O local na Tanzânia acrescenta um dado crucial ao estudo de tsunamis no Oceano Índico, que pode se mostrar devastador. Embora grandes tsunamis na região ocorram com pouca frequência, aproximadamente uma vez a cada 300 a 1.000 anos, eles acontecem — e na África Oriental, há muita coisa em jogo. O centro financeiro da Tanzânia, Dar es Salaam, está localizado na costa e é uma das cidades que mais crescem no mundo. De acordo com projeções das Nações Unidas, Dar es Salaam se tornará uma “megacidade” com mais de 10 milhões de habitantes até 2030 e poderá ultrapassar os 70 milhões até o fim do século.
A África Oriental escapou em 2004 de um tsunami causado por um grande terremoto na costa da Indonésia que matou mais de 227 mil pessoas. A maior parte dos danos e mortes causados por esse tsunami ocorreu no sul e no sudeste da Ásia. As ondas também chegaram ao litoral da África Oriental, mas a primeira onda atingiu o continente durante uma maré extremamente baixa, tendo seu impacto reduzido.
O tsunami que ocorreu há mil anos, no entanto, foi diferente. “Não parece ter sido um tsunami tão grande, mas o fato de as pessoas estarem vivendo em terreno baixo e não terem ideia do que estava por vir provavelmente criou o pior cenário”, diz Jody Bourgeois, especialista em sedimentologia e tsunamis da Universidade de Washington, que revisou o novo estudo antes de ser publicado. “Nenhum terremoto servirá de alerta quando se está do outro lado do Oceano Índico.”
De cima, o local mostra um modesto conjunto de viveiros de peixes não acabados, ao lado do rio Pangani, na Tanzânia. O Oceano Índico aparece em segundo plano.
Desvendando um antigo desastre
Apesar de ser possível que tsunamis do Oceano Índico atinjam a costa da África Oriental, o risco do fenômeno na região não foi muito estudado. O local na Tanzânia é um dos poucos depósitos conhecidos formados por um tsunami na África Oriental ao longo dos últimos 12 mil anos. “Os governos e a população precisam ter conhecimento desse tipo de informação”, diz o principal autor do estudo e Explorador da National Geographic Vittorio Maselli, geólogo da Universidade Dalhousie, no Canadá.

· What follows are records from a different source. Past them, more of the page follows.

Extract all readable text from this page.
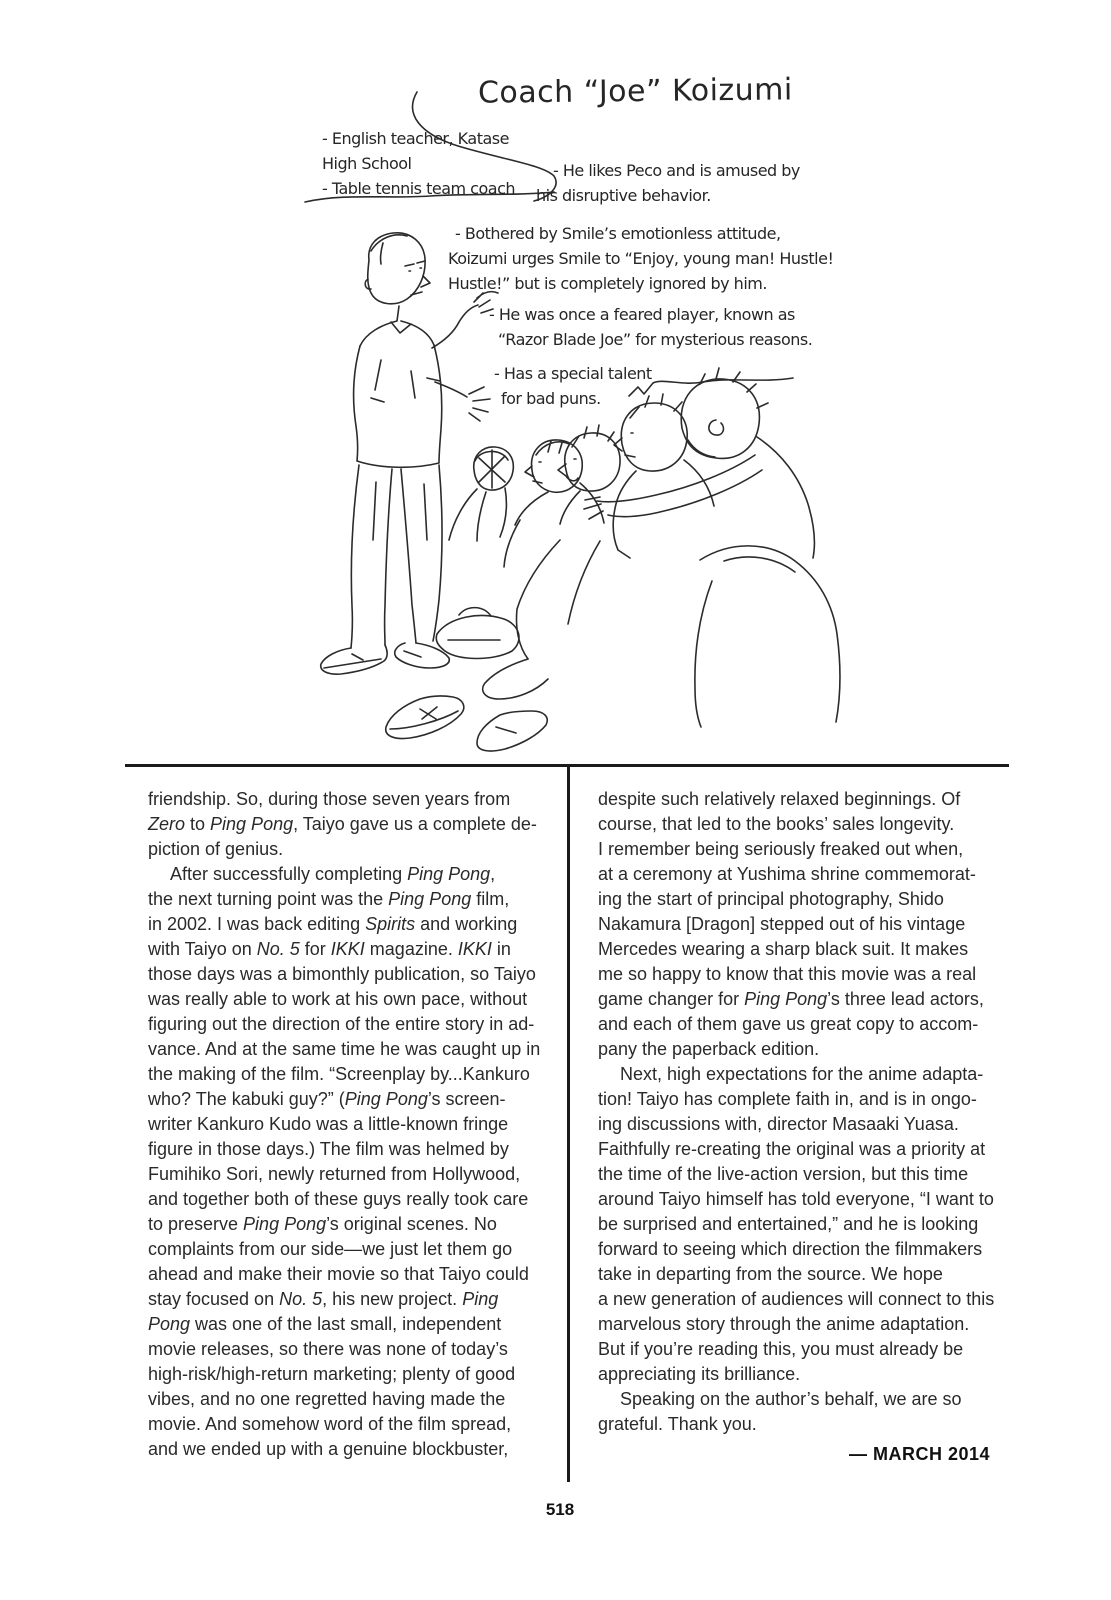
Coach “Joe” Koizumi
- English teacher, Katase
High School
- Table tennis team coach
- He likes Peco and is amused by
his disruptive behavior.
- Bothered by Smile’s emotionless attitude,
Koizumi urges Smile to “Enjoy, young man! Hustle!
Hustle!” but is completely ignored by him.
- He was once a feared player, known as
“Razor Blade Joe” for mysterious reasons.
- Has a special talent
for bad puns.
friendship. So, during those seven years from
Zero to Ping Pong, Taiyo gave us a complete de-
piction of genius.
After successfully completing Ping Pong,
the next turning point was the Ping Pong film,
in 2002. I was back editing Spirits and working
with Taiyo on No. 5 for IKKI magazine. IKKI in
those days was a bimonthly publication, so Taiyo
was really able to work at his own pace, without
figuring out the direction of the entire story in ad-
vance. And at the same time he was caught up in
the making of the film. “Screenplay by...Kankuro
who? The kabuki guy?” (Ping Pong’s screen-
writer Kankuro Kudo was a little-known fringe
figure in those days.) The film was helmed by
Fumihiko Sori, newly returned from Hollywood,
and together both of these guys really took care
to preserve Ping Pong’s original scenes. No
complaints from our side—we just let them go
ahead and make their movie so that Taiyo could
stay focused on No. 5, his new project. Ping
Pong was one of the last small, independent
movie releases, so there was none of today’s
high-risk/high-return marketing; plenty of good
vibes, and no one regretted having made the
movie. And somehow word of the film spread,
and we ended up with a genuine blockbuster,
despite such relatively relaxed beginnings. Of
course, that led to the books’ sales longevity.
I remember being seriously freaked out when,
at a ceremony at Yushima shrine commemorat-
ing the start of principal photography, Shido
Nakamura [Dragon] stepped out of his vintage
Mercedes wearing a sharp black suit. It makes
me so happy to know that this movie was a real
game changer for Ping Pong’s three lead actors,
and each of them gave us great copy to accom-
pany the paperback edition.
Next, high expectations for the anime adapta-
tion! Taiyo has complete faith in, and is in ongo-
ing discussions with, director Masaaki Yuasa.
Faithfully re-creating the original was a priority at
the time of the live-action version, but this time
around Taiyo himself has told everyone, “I want to
be surprised and entertained,” and he is looking
forward to seeing which direction the filmmakers
take in departing from the source. We hope
a new generation of audiences will connect to this
marvelous story through the anime adaptation.
But if you’re reading this, you must already be
appreciating its brilliance.
Speaking on the author’s behalf, we are so
grateful. Thank you.
— MARCH 2014
518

Maselli começou a estudar o tsunami de mil anos no primeiro semestre de 2017 quando trabalhava no departamento de geologia da Universidade de Dar es Salaam. Por acaso, descobriu o trabalho do arqueólogo Elinaza Mjema, também da Universidade de Dar es Salaam, que trabalhava em um local a 153 quilômetros a noroeste, perto da cidade de Pangani. Antigamente uma vila de pescadores suaíli, a área já foi repleta de miçangas artesanais e cerâmica, e a universidade utilizou o local para o ensino e a prática de técnicas arqueológicas em campo.
Mas quando Mjema levou os alunos até lá em 2010, cada local escavado revelava ossos humanos. “Todo aluno dizia: Professor, há um esqueleto aqui”, conta ele. “Foi uma surpresa.”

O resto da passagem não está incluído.